The President is required to actually sign it with a pen. I don’t think a digital signature works. Alas, OLC has approved signing with an Autopen, even when the president is out of the country.
And, of course because this is New York, the paper industry opposed it!
The proposal in Albany may be especially hard to explain to the paper lobby, which, although not a powerhouse there, does exist. The pulp and paper industry is responsible for more than 16,000 jobs in New York, according to the American Forest and Paper Association.
Eric Carlson, the president of the Empire State Forest Products Association, said his organization had no problem with giving the Legislature the flexibility to avoid needless printing in order to save taxpayer dollars. But at the same time, he said, he worried about any efforts to demonize the use of paper, in the Legislature or elsewhere.
“We would be very concerned about sending the message out that somehow it’s wrong to use paper,” Mr. Carlson said.
International Paper, which has lucrative contracts to supply the sprawling state government with truckloads of copy paper (although not the paper used for printing bills), lobbied against eliminating the paper bill requirement, arguing that its Ticonderoga pulp and paper mill is an essential part of the North Country economy. On the other side, a firm hired by Apple, which stands to benefit if MacBooks or iPads replace paper in the legislative chambers, reported lobbying on the measure, although it was not clear how much.

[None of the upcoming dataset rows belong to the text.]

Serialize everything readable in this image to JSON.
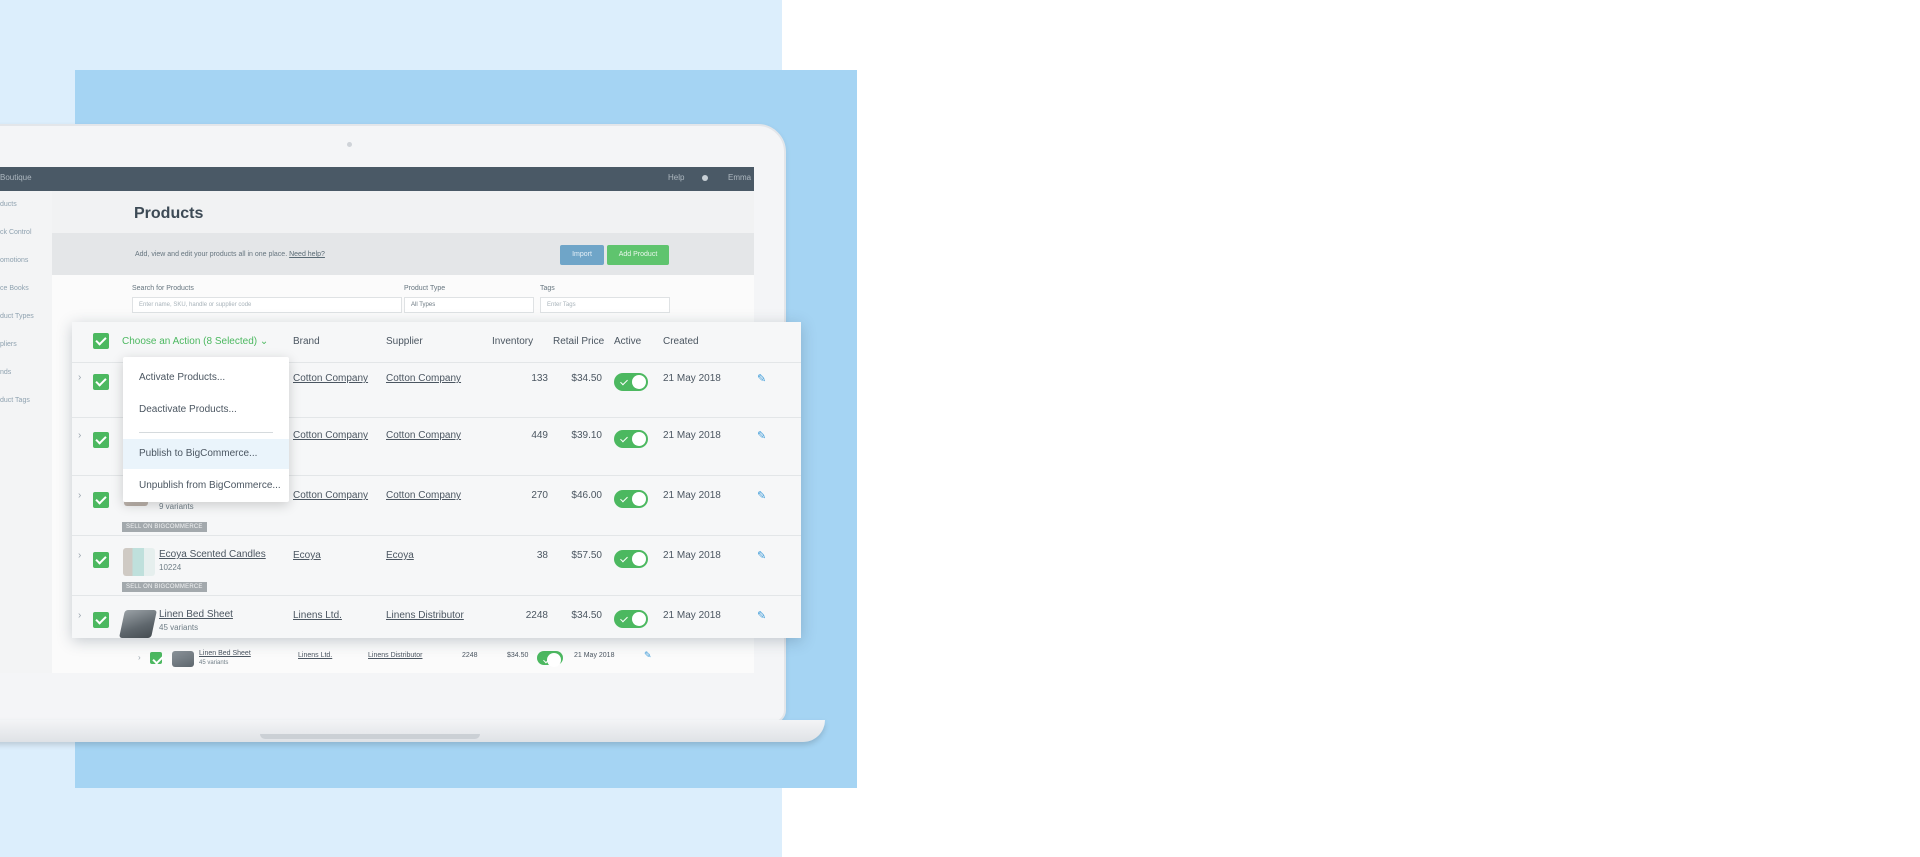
{
  "colors": {
    "bg_light": "#dceefc",
    "bg_blue": "#a5d4f3",
    "accent_green": "#4cb860",
    "edit_blue": "#3a9ad9"
  },
  "app": {
    "brand": "Boutique",
    "help": "Help",
    "user": "Emma",
    "sidebar": [
      "ducts",
      "ck Control",
      "omotions",
      "ce Books",
      "duct Types",
      "pliers",
      "nds",
      "duct Tags"
    ],
    "page_title": "Products",
    "subtitle": "Add, view and edit your products all in one place.",
    "subtitle_link": "Need help?",
    "import_button": "Import",
    "add_product_button": "Add Product",
    "filters": {
      "search_label": "Search for Products",
      "search_placeholder": "Enter name, SKU, handle or supplier code",
      "type_label": "Product Type",
      "type_value": "All Types",
      "tags_label": "Tags",
      "tags_placeholder": "Enter Tags"
    },
    "background_row": {
      "name": "Linen Bed Sheet",
      "variants": "45 variants",
      "brand": "Linens Ltd.",
      "supplier": "Linens Distributor",
      "inventory": "2248",
      "price": "$34.50",
      "created": "21 May 2018"
    }
  },
  "table": {
    "action_label": "Choose an Action (8 Selected)",
    "action_chevron": "⌄",
    "columns": {
      "brand": "Brand",
      "supplier": "Supplier",
      "inventory": "Inventory",
      "retail_price": "Retail Price",
      "active": "Active",
      "created": "Created"
    },
    "rows": [
      {
        "name": "",
        "sub": "",
        "badge": "",
        "brand": "Cotton Company",
        "supplier": "Cotton Company",
        "inventory": "133",
        "price": "$34.50",
        "active": true,
        "created": "21 May 2018"
      },
      {
        "name": "",
        "sub": "",
        "badge": "",
        "brand": "Cotton Company",
        "supplier": "Cotton Company",
        "inventory": "449",
        "price": "$39.10",
        "active": true,
        "created": "21 May 2018"
      },
      {
        "name": "",
        "sub": "9 variants",
        "badge": "SELL ON BIGCOMMERCE",
        "brand": "Cotton Company",
        "supplier": "Cotton Company",
        "inventory": "270",
        "price": "$46.00",
        "active": true,
        "created": "21 May 2018"
      },
      {
        "name": "Ecoya Scented Candles",
        "sub": "10224",
        "badge": "SELL ON BIGCOMMERCE",
        "brand": "Ecoya",
        "supplier": "Ecoya",
        "inventory": "38",
        "price": "$57.50",
        "active": true,
        "created": "21 May 2018"
      },
      {
        "name": "Linen Bed Sheet",
        "sub": "45 variants",
        "badge": "",
        "brand": "Linens Ltd.",
        "supplier": "Linens Distributor",
        "inventory": "2248",
        "price": "$34.50",
        "active": true,
        "created": "21 May 2018"
      }
    ]
  },
  "menu": {
    "items": [
      "Activate Products...",
      "Deactivate Products...",
      "Publish to BigCommerce...",
      "Unpublish from BigCommerce..."
    ],
    "highlighted_index": 2
  },
  "icons": {
    "row_expand": "›",
    "edit": "✎"
  }
}
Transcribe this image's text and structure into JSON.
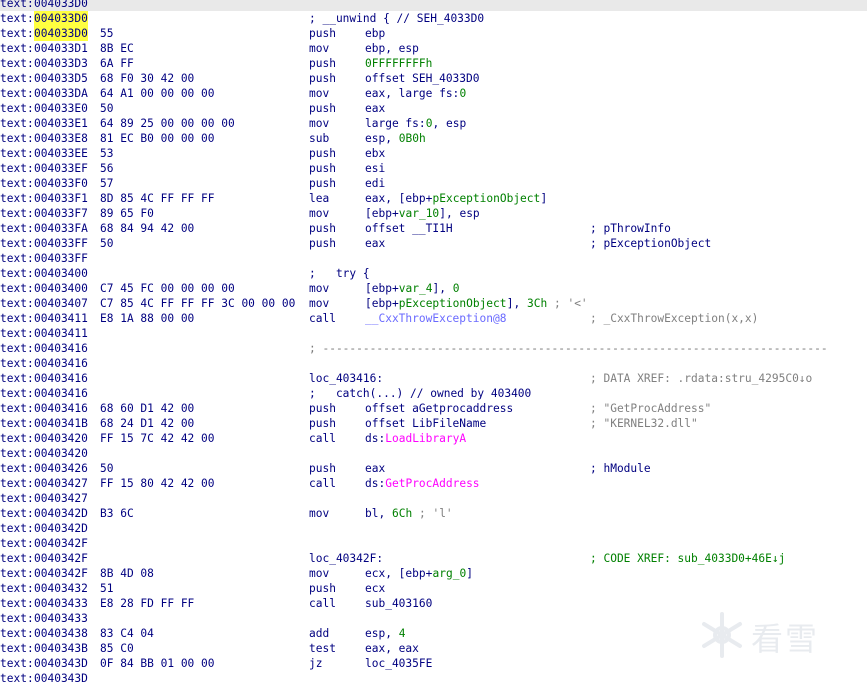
{
  "lines": [
    {
      "seg": "text:",
      "addr": "004033D0",
      "bytes": "",
      "dis": [],
      "right": [],
      "hl": true,
      "mark": false
    },
    {
      "seg": "text:",
      "addr": "004033D0",
      "bytes": "",
      "dis": [
        {
          "t": "; __unwind { // SEH_4033D0",
          "c": "c-mn"
        }
      ],
      "right": [],
      "hl": false,
      "mark": true
    },
    {
      "seg": "text:",
      "addr": "004033D0",
      "bytes": "55",
      "dis": [
        {
          "t": "push",
          "c": "c-mn"
        },
        {
          "t": "ebp",
          "c": "c-op",
          "o": true
        }
      ],
      "right": [],
      "hl": false,
      "mark": true
    },
    {
      "seg": "text:",
      "addr": "004033D1",
      "bytes": "8B EC",
      "dis": [
        {
          "t": "mov",
          "c": "c-mn"
        },
        {
          "t": "ebp, esp",
          "c": "c-op",
          "o": true
        }
      ],
      "right": [],
      "hl": false,
      "mark": false
    },
    {
      "seg": "text:",
      "addr": "004033D3",
      "bytes": "6A FF",
      "dis": [
        {
          "t": "push",
          "c": "c-mn"
        },
        {
          "t": "0FFFFFFFFh",
          "c": "c-num",
          "o": true
        }
      ],
      "right": [],
      "hl": false,
      "mark": false
    },
    {
      "seg": "text:",
      "addr": "004033D5",
      "bytes": "68 F0 30 42 00",
      "dis": [
        {
          "t": "push",
          "c": "c-mn"
        },
        {
          "t": "offset SEH_4033D0",
          "c": "c-op",
          "o": true
        }
      ],
      "right": [],
      "hl": false,
      "mark": false
    },
    {
      "seg": "text:",
      "addr": "004033DA",
      "bytes": "64 A1 00 00 00 00",
      "dis": [
        {
          "t": "mov",
          "c": "c-mn"
        },
        {
          "t": "eax, large fs:",
          "c": "c-op",
          "o": true
        },
        {
          "t": "0",
          "c": "c-num"
        }
      ],
      "right": [],
      "hl": false,
      "mark": false
    },
    {
      "seg": "text:",
      "addr": "004033E0",
      "bytes": "50",
      "dis": [
        {
          "t": "push",
          "c": "c-mn"
        },
        {
          "t": "eax",
          "c": "c-op",
          "o": true
        }
      ],
      "right": [],
      "hl": false,
      "mark": false
    },
    {
      "seg": "text:",
      "addr": "004033E1",
      "bytes": "64 89 25 00 00 00 00",
      "dis": [
        {
          "t": "mov",
          "c": "c-mn"
        },
        {
          "t": "large fs:",
          "c": "c-op",
          "o": true
        },
        {
          "t": "0",
          "c": "c-num"
        },
        {
          "t": ", esp",
          "c": "c-op"
        }
      ],
      "right": [],
      "hl": false,
      "mark": false
    },
    {
      "seg": "text:",
      "addr": "004033E8",
      "bytes": "81 EC B0 00 00 00",
      "dis": [
        {
          "t": "sub",
          "c": "c-mn"
        },
        {
          "t": "esp, ",
          "c": "c-op",
          "o": true
        },
        {
          "t": "0B0h",
          "c": "c-num"
        }
      ],
      "right": [],
      "hl": false,
      "mark": false
    },
    {
      "seg": "text:",
      "addr": "004033EE",
      "bytes": "53",
      "dis": [
        {
          "t": "push",
          "c": "c-mn"
        },
        {
          "t": "ebx",
          "c": "c-op",
          "o": true
        }
      ],
      "right": [],
      "hl": false,
      "mark": false
    },
    {
      "seg": "text:",
      "addr": "004033EF",
      "bytes": "56",
      "dis": [
        {
          "t": "push",
          "c": "c-mn"
        },
        {
          "t": "esi",
          "c": "c-op",
          "o": true
        }
      ],
      "right": [],
      "hl": false,
      "mark": false
    },
    {
      "seg": "text:",
      "addr": "004033F0",
      "bytes": "57",
      "dis": [
        {
          "t": "push",
          "c": "c-mn"
        },
        {
          "t": "edi",
          "c": "c-op",
          "o": true
        }
      ],
      "right": [],
      "hl": false,
      "mark": false
    },
    {
      "seg": "text:",
      "addr": "004033F1",
      "bytes": "8D 85 4C FF FF FF",
      "dis": [
        {
          "t": "lea",
          "c": "c-mn"
        },
        {
          "t": "eax, [ebp+",
          "c": "c-op",
          "o": true
        },
        {
          "t": "pExceptionObject",
          "c": "c-var"
        },
        {
          "t": "]",
          "c": "c-op"
        }
      ],
      "right": [],
      "hl": false,
      "mark": false
    },
    {
      "seg": "text:",
      "addr": "004033F7",
      "bytes": "89 65 F0",
      "dis": [
        {
          "t": "mov",
          "c": "c-mn"
        },
        {
          "t": "[ebp+",
          "c": "c-op",
          "o": true
        },
        {
          "t": "var_10",
          "c": "c-var"
        },
        {
          "t": "], esp",
          "c": "c-op"
        }
      ],
      "right": [],
      "hl": false,
      "mark": false
    },
    {
      "seg": "text:",
      "addr": "004033FA",
      "bytes": "68 84 94 42 00",
      "dis": [
        {
          "t": "push",
          "c": "c-mn"
        },
        {
          "t": "offset __TI1H",
          "c": "c-op",
          "o": true
        }
      ],
      "right": [
        {
          "t": "; pThrowInfo",
          "c": "c-xref"
        }
      ],
      "hl": false,
      "mark": false
    },
    {
      "seg": "text:",
      "addr": "004033FF",
      "bytes": "50",
      "dis": [
        {
          "t": "push",
          "c": "c-mn"
        },
        {
          "t": "eax",
          "c": "c-op",
          "o": true
        }
      ],
      "right": [
        {
          "t": "; pExceptionObject",
          "c": "c-xref"
        }
      ],
      "hl": false,
      "mark": false
    },
    {
      "seg": "text:",
      "addr": "004033FF",
      "bytes": "",
      "dis": [],
      "right": [],
      "hl": false,
      "mark": false
    },
    {
      "seg": "text:",
      "addr": "00403400",
      "bytes": "",
      "dis": [
        {
          "t": ";   try {",
          "c": "c-kw"
        }
      ],
      "right": [],
      "hl": false,
      "mark": false
    },
    {
      "seg": "text:",
      "addr": "00403400",
      "bytes": "C7 45 FC 00 00 00 00",
      "dis": [
        {
          "t": "mov",
          "c": "c-mn"
        },
        {
          "t": "[ebp+",
          "c": "c-op",
          "o": true
        },
        {
          "t": "var_4",
          "c": "c-var"
        },
        {
          "t": "], ",
          "c": "c-op"
        },
        {
          "t": "0",
          "c": "c-num"
        }
      ],
      "right": [],
      "hl": false,
      "mark": false
    },
    {
      "seg": "text:",
      "addr": "00403407",
      "bytes": "C7 85 4C FF FF FF 3C 00 00 00",
      "dis": [
        {
          "t": "mov",
          "c": "c-mn"
        },
        {
          "t": "[ebp+",
          "c": "c-op",
          "o": true
        },
        {
          "t": "pExceptionObject",
          "c": "c-var"
        },
        {
          "t": "], ",
          "c": "c-op"
        },
        {
          "t": "3Ch",
          "c": "c-num"
        },
        {
          "t": " ; '<'",
          "c": "c-cmt"
        }
      ],
      "right": [],
      "hl": false,
      "mark": false
    },
    {
      "seg": "text:",
      "addr": "00403411",
      "bytes": "E8 1A 88 00 00",
      "dis": [
        {
          "t": "call",
          "c": "c-mn"
        },
        {
          "t": "__CxxThrowException@8",
          "c": "c-ext",
          "o": true
        }
      ],
      "right": [
        {
          "t": "; _CxxThrowException(x,x)",
          "c": "c-cmt"
        }
      ],
      "hl": false,
      "mark": false
    },
    {
      "seg": "text:",
      "addr": "00403411",
      "bytes": "",
      "dis": [],
      "right": [],
      "hl": false,
      "mark": false
    },
    {
      "seg": "text:",
      "addr": "00403416",
      "bytes": "",
      "dis": [
        {
          "t": "; ---------------------------------------------------------------------------",
          "c": "c-dash"
        }
      ],
      "right": [],
      "hl": false,
      "mark": false
    },
    {
      "seg": "text:",
      "addr": "00403416",
      "bytes": "",
      "dis": [],
      "right": [],
      "hl": false,
      "mark": false
    },
    {
      "seg": "text:",
      "addr": "00403416",
      "bytes": "",
      "dis": [
        {
          "t": "loc_403416:",
          "c": "c-mn"
        }
      ],
      "right": [
        {
          "t": "; DATA XREF: .rdata:stru_4295C0↓o",
          "c": "c-cmt"
        }
      ],
      "hl": false,
      "mark": false
    },
    {
      "seg": "text:",
      "addr": "00403416",
      "bytes": "",
      "dis": [
        {
          "t": ";   catch(...) // owned by 403400",
          "c": "c-kw"
        }
      ],
      "right": [],
      "hl": false,
      "mark": false
    },
    {
      "seg": "text:",
      "addr": "00403416",
      "bytes": "68 60 D1 42 00",
      "dis": [
        {
          "t": "push",
          "c": "c-mn"
        },
        {
          "t": "offset aGetprocaddress",
          "c": "c-op",
          "o": true
        }
      ],
      "right": [
        {
          "t": "; \"GetProcAddress\"",
          "c": "c-cmt"
        }
      ],
      "hl": false,
      "mark": false
    },
    {
      "seg": "text:",
      "addr": "0040341B",
      "bytes": "68 24 D1 42 00",
      "dis": [
        {
          "t": "push",
          "c": "c-mn"
        },
        {
          "t": "offset LibFileName",
          "c": "c-op",
          "o": true
        }
      ],
      "right": [
        {
          "t": "; \"KERNEL32.dll\"",
          "c": "c-cmt"
        }
      ],
      "hl": false,
      "mark": false
    },
    {
      "seg": "text:",
      "addr": "00403420",
      "bytes": "FF 15 7C 42 42 00",
      "dis": [
        {
          "t": "call",
          "c": "c-mn"
        },
        {
          "t": "ds:",
          "c": "c-op",
          "o": true
        },
        {
          "t": "LoadLibraryA",
          "c": "c-imp"
        }
      ],
      "right": [],
      "hl": false,
      "mark": false
    },
    {
      "seg": "text:",
      "addr": "00403420",
      "bytes": "",
      "dis": [],
      "right": [],
      "hl": false,
      "mark": false
    },
    {
      "seg": "text:",
      "addr": "00403426",
      "bytes": "50",
      "dis": [
        {
          "t": "push",
          "c": "c-mn"
        },
        {
          "t": "eax",
          "c": "c-op",
          "o": true
        }
      ],
      "right": [
        {
          "t": "; hModule",
          "c": "c-xref"
        }
      ],
      "hl": false,
      "mark": false
    },
    {
      "seg": "text:",
      "addr": "00403427",
      "bytes": "FF 15 80 42 42 00",
      "dis": [
        {
          "t": "call",
          "c": "c-mn"
        },
        {
          "t": "ds:",
          "c": "c-op",
          "o": true
        },
        {
          "t": "GetProcAddress",
          "c": "c-imp"
        }
      ],
      "right": [],
      "hl": false,
      "mark": false
    },
    {
      "seg": "text:",
      "addr": "00403427",
      "bytes": "",
      "dis": [],
      "right": [],
      "hl": false,
      "mark": false
    },
    {
      "seg": "text:",
      "addr": "0040342D",
      "bytes": "B3 6C",
      "dis": [
        {
          "t": "mov",
          "c": "c-mn"
        },
        {
          "t": "bl, ",
          "c": "c-op",
          "o": true
        },
        {
          "t": "6Ch",
          "c": "c-num"
        },
        {
          "t": " ; 'l'",
          "c": "c-cmt"
        }
      ],
      "right": [],
      "hl": false,
      "mark": false
    },
    {
      "seg": "text:",
      "addr": "0040342D",
      "bytes": "",
      "dis": [],
      "right": [],
      "hl": false,
      "mark": false
    },
    {
      "seg": "text:",
      "addr": "0040342F",
      "bytes": "",
      "dis": [],
      "right": [],
      "hl": false,
      "mark": false
    },
    {
      "seg": "text:",
      "addr": "0040342F",
      "bytes": "",
      "dis": [
        {
          "t": "loc_40342F:",
          "c": "c-mn"
        }
      ],
      "right": [
        {
          "t": "; CODE XREF: sub_4033D0+46E↓j",
          "c": "c-num"
        }
      ],
      "hl": false,
      "mark": false
    },
    {
      "seg": "text:",
      "addr": "0040342F",
      "bytes": "8B 4D 08",
      "dis": [
        {
          "t": "mov",
          "c": "c-mn"
        },
        {
          "t": "ecx, [ebp+",
          "c": "c-op",
          "o": true
        },
        {
          "t": "arg_0",
          "c": "c-var"
        },
        {
          "t": "]",
          "c": "c-op"
        }
      ],
      "right": [],
      "hl": false,
      "mark": false
    },
    {
      "seg": "text:",
      "addr": "00403432",
      "bytes": "51",
      "dis": [
        {
          "t": "push",
          "c": "c-mn"
        },
        {
          "t": "ecx",
          "c": "c-op",
          "o": true
        }
      ],
      "right": [],
      "hl": false,
      "mark": false
    },
    {
      "seg": "text:",
      "addr": "00403433",
      "bytes": "E8 28 FD FF FF",
      "dis": [
        {
          "t": "call",
          "c": "c-mn"
        },
        {
          "t": "sub_403160",
          "c": "c-op",
          "o": true
        }
      ],
      "right": [],
      "hl": false,
      "mark": false
    },
    {
      "seg": "text:",
      "addr": "00403433",
      "bytes": "",
      "dis": [],
      "right": [],
      "hl": false,
      "mark": false
    },
    {
      "seg": "text:",
      "addr": "00403438",
      "bytes": "83 C4 04",
      "dis": [
        {
          "t": "add",
          "c": "c-mn"
        },
        {
          "t": "esp, ",
          "c": "c-op",
          "o": true
        },
        {
          "t": "4",
          "c": "c-num"
        }
      ],
      "right": [],
      "hl": false,
      "mark": false
    },
    {
      "seg": "text:",
      "addr": "0040343B",
      "bytes": "85 C0",
      "dis": [
        {
          "t": "test",
          "c": "c-mn"
        },
        {
          "t": "eax, eax",
          "c": "c-op",
          "o": true
        }
      ],
      "right": [],
      "hl": false,
      "mark": false
    },
    {
      "seg": "text:",
      "addr": "0040343D",
      "bytes": "0F 84 BB 01 00 00",
      "dis": [
        {
          "t": "jz",
          "c": "c-mn"
        },
        {
          "t": "loc_4035FE",
          "c": "c-op",
          "o": true
        }
      ],
      "right": [],
      "hl": false,
      "mark": false
    },
    {
      "seg": "text:",
      "addr": "0040343D",
      "bytes": "",
      "dis": [],
      "right": [],
      "hl": false,
      "mark": false
    }
  ],
  "watermark": {
    "text": "看雪",
    "icon": "snowflake-icon"
  },
  "colors": {
    "address": "#000080",
    "highlight": "#ffff40",
    "number": "#008000",
    "import": "#ff00ff",
    "comment": "#808080"
  }
}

I don’t think there is any analogous provision in the U.S. Constitution. The closest I can think of is the “presentment” clause which requires that the passed bill has to be presented to the President for his signature.
Every Bill which shall have passed the House of Representatives and the Senate, shall, before it become a Law, be presented to the President of the United States: If he approve he shall sign it, but if not he shall return it, with his Objections to that House in which it shall have originated, who shall enter the Objections at large on their Journal, and proceed to reconsider it.